Detersivi ecologici: perché scegliere i tensioattivi vegetali o di origine vegetale?
Bio-tensioattivi e tensioattivi di origine vegetale sono alla base di tutti i detersivi ecologici degni di questo nome. Alcuni dei tensioattivi più inquinanti, nel tempo, sono scomparsi dai prodotti sugli scaffali, soprattutto grazie a leggi e normative come il Regolamento (CE) n. 648/2004, che stabilisce dei livelli minimi di biodegradabilità per l’immissione sul mercato dei tensioattivi.
La maggior parte dei detersivi contiene ancora tensioattivi sintetici, ma le alternative naturali stanno aumentando molto rapidamente, diventando sempre più accessibili. Oltre a essere biodegradabili, i tensioattivi di origine vegetale sono anche più sicuri per la salute, in quanto molto meno tossici rispetto alle loro controparti “tradizionali”.

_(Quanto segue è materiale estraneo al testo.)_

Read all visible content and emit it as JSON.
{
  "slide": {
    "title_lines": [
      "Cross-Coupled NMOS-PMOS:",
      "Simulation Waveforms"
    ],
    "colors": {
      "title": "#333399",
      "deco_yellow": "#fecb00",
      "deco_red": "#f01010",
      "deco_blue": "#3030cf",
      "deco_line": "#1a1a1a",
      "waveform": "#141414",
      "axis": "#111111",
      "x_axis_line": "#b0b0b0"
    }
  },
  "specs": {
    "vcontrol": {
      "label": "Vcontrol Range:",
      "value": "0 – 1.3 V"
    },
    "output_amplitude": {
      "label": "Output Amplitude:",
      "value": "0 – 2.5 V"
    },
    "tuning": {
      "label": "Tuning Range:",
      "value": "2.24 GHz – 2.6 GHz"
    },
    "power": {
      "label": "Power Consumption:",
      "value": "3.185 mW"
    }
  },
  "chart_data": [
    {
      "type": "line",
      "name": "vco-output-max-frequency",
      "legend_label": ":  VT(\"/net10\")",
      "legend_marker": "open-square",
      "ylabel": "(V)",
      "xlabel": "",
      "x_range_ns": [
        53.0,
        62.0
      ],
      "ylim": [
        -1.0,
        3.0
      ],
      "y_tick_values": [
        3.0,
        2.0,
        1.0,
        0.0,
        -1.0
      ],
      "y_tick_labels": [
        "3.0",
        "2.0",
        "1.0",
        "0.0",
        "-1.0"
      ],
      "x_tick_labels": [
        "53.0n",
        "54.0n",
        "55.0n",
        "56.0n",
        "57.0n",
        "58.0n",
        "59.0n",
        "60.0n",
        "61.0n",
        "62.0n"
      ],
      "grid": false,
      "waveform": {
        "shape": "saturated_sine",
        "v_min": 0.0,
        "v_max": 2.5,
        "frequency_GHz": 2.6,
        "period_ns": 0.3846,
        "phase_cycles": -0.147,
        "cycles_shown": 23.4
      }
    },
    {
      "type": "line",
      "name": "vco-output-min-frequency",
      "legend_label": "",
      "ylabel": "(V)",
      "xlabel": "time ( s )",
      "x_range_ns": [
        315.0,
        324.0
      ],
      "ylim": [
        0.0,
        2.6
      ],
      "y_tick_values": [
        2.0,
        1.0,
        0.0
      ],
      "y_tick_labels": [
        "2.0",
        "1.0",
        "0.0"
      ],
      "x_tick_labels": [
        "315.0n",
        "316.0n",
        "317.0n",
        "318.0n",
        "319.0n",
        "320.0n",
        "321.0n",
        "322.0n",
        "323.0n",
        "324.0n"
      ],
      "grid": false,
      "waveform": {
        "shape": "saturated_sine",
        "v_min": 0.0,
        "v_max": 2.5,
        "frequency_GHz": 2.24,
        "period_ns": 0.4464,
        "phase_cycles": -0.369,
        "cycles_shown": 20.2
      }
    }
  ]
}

La presenza di tensioattivi di origine vegetale, però, non sempre è sinonimo di sostenibilità: i tensioattivi a base di olio di palma, per esempio, possono derivare da quelle coltivazioni intensive che sono responsabili del 5% della deforestazione nelle aree tropicali del mondo. Perciò esistono organismi internazionali che si occupano di certificare i prodotti realizzati con materie prime raccolte secondo i principi della sostenibilità ambientale e sociale, come il Roundtable on Sustainable Palm Oil (RSPO).
Un altro riferimento molto utile è l’Ecolabel EU, che per la provenienza dell’olio di palma fa riferimento al RSPO, e che certifica la sostenibilità del prodotto secondo uno schema che include ovviamente anche il tipo e l’origine dei tensioattivi.